ProteoSeq

Alternative splicing and other types of mRNA processing events contribute critically to proteome diversity by allowing one gene to encode multiple functionally distinct proteins. The switching of protein isoform expression from one isoform to another is widely implicated in disease and environmental stress, including heart diseases, cancer, alcohol exposure, and oxidative damage. Although many alternative isoforms have now been discovered, their existence and abundance at the protein level remain mostly unknown to researchers, rendering it very challenging to ascertain their true physiological functions and disease relevance. In theory, researchers can harness RNA-seq in conjunction with shotgun proteomics data to guide analysis for protein isoform characterization. However, proteomics and transcriptomics resources are currently fragmentary. Proteomics and transcriptomics data exist in isolated repositories, and computational tools to integrate them are lacking.
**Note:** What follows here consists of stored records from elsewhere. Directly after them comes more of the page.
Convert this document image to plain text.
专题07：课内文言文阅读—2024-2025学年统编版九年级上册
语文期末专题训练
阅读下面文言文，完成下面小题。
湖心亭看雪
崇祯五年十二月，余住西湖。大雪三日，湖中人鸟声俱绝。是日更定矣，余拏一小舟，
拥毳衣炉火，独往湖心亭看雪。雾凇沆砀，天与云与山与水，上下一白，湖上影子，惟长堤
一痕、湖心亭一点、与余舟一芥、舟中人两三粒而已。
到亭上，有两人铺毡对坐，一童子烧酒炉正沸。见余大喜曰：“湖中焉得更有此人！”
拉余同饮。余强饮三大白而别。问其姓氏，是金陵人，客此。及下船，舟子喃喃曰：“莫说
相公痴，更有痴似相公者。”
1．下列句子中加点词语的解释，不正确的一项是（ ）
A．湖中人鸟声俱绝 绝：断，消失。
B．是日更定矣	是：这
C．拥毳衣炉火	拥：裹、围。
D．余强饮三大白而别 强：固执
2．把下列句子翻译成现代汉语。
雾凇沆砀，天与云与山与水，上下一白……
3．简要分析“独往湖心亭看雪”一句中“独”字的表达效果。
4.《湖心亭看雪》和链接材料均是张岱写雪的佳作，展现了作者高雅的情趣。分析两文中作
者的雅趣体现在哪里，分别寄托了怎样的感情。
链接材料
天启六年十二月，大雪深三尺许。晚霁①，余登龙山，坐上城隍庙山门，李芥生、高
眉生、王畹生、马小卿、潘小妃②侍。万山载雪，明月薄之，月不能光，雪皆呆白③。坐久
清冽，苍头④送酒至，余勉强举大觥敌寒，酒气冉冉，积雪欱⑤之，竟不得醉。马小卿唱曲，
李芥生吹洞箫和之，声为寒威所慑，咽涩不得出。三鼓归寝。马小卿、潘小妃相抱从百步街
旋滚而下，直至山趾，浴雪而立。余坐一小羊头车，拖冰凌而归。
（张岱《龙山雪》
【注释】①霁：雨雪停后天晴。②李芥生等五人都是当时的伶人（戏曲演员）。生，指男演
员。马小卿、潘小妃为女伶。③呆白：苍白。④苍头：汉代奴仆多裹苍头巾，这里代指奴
The rapid revolution of Big Data Sciences has now afforded new opportunities for the integration of proteotranscriptomics data. In this new project, we are building ProteoSeq: a user-oriented multi-omics integration platform designed to overcome the challenge of incoherent data and computational resources in the currently separate omics fields of proteomics and transcriptomics. ProteoSeq will enable the effective use of complementary RNA and protein data for in-depth inquiry through a series of proven and preassembled steps behind a seamless user interface. Our goal is to implement ProteoSeq to enable wide users to combine transcriptomics and proteomics data for the routine, large-scale characterization of alternative protein isoforms in various disease models.